Malra, Kabarsulsel-Indonesia.com | Tuduhan pemalsuan tanda tangan dan manipulasi data kredit yang menyeret nama Bank Modern Express akhirnya menemui babak baru. Pihak bank angkat bicara. Dengan nada tenang namun penuh keyakinan, Pimpinan Cabang Bank Modern Express Maluku Tenggara, Yuni Ulath, menepis seluruh tudingan yang dilayangkan terhadap institusinya.

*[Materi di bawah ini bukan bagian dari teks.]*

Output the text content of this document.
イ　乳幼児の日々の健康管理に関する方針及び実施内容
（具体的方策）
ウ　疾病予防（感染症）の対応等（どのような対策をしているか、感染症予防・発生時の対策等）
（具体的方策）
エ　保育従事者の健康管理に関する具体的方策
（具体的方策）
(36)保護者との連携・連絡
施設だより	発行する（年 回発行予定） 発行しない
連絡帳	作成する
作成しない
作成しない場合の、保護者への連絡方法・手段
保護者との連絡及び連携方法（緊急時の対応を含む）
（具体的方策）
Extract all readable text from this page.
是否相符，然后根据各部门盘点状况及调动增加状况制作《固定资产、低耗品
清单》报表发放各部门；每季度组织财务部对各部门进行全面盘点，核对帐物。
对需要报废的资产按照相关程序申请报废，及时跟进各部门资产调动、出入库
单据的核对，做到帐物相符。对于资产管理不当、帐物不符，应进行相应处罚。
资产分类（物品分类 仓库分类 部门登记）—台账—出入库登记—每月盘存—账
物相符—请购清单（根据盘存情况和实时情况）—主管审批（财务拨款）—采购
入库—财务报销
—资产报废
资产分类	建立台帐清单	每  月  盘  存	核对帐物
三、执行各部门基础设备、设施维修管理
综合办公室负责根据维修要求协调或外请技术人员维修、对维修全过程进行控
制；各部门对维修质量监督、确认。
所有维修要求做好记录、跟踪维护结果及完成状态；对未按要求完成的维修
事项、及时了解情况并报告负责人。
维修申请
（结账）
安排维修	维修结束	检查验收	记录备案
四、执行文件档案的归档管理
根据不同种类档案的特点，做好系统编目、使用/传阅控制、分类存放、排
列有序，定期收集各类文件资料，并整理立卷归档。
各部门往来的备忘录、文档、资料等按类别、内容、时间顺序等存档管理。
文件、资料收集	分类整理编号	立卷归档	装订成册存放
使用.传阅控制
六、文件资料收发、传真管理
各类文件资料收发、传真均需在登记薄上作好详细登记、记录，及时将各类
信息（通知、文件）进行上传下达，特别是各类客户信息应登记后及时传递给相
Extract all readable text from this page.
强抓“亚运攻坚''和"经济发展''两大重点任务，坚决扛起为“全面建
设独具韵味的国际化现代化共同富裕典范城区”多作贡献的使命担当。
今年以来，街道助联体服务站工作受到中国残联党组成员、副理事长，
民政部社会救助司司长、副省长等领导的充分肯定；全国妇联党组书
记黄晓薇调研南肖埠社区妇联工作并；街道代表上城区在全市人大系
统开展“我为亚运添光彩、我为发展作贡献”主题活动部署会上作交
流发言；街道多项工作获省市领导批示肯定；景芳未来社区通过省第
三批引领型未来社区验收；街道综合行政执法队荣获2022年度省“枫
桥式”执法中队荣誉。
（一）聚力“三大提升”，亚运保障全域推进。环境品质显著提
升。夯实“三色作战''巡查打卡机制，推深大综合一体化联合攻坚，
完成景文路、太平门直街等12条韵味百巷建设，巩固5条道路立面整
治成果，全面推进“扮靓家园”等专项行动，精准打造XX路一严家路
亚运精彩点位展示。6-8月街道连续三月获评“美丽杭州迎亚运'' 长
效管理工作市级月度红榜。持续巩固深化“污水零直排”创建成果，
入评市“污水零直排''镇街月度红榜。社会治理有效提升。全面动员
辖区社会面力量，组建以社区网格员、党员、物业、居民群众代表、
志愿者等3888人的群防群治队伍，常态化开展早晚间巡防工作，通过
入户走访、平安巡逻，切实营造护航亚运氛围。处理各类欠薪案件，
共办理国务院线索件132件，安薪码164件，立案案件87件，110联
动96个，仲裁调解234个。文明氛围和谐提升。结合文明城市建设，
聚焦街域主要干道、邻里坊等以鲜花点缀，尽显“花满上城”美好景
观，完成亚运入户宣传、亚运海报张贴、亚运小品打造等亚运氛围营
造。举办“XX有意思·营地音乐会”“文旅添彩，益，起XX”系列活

“Kami sudah periksa seluruh dokumen. Berdasarkan slip penarikan dan Surat Perjanjian Kredit, tanda tangan itu sah milik yang bersangkutan. Tidak ada pemalsuan,” tegas Yuni dalam keterangannya kepada wartawan, Senin (20/10/2025).
Pernyataan Yuni bukan tanpa dasar. Dari catatan resmi bank, Julianus Rahangmetan tercatat pertama kali mengajukan kredit pada 2 Mei 2016, lewat skema takeover dari Bank Maluku Malut.
Dua tahun kemudian, tepatnya 10 September 2018, Rahangmetan kembali memperpanjang pinjamannya melalui fasilitas top up senilai Rp130 juta, dengan jangka waktu 9 tahun 6 bulan. Kredit tersebut dipastikan belum jatuh tempo hingga 2026.
Namun yang menarik, pada tanggal pencairan yang sama, Rahangmetan menandatangani SPK dan slip penarikan sebesar Rp27 juta — dua dokumen kunci yang kini menjadi pusat kontroversi.
“Tanda tangan itu sudah pernah kami tunjukkan langsung kepada yang bersangkutan, dan beliau mengakui bahwa itu benar tanda tangannya sendiri,” jelas Yuni.
Di tengah maraknya pemberitaan dan perbincangan publik, muncul kabar bahwa pihak Rahangmetan melalui kuasa hukumnya, Advokat Lopianus Y. Ngabalin, S.H., telah melakukan mediasi dengan pihak bank. Tapi Yuni membantah keras.
“Tidak benar ada mediasi. Sampai hari ini, kami belum pernah bertemu dengan kuasa hukum atau dua saksi yang disebut dalam laporan,” ujarnya.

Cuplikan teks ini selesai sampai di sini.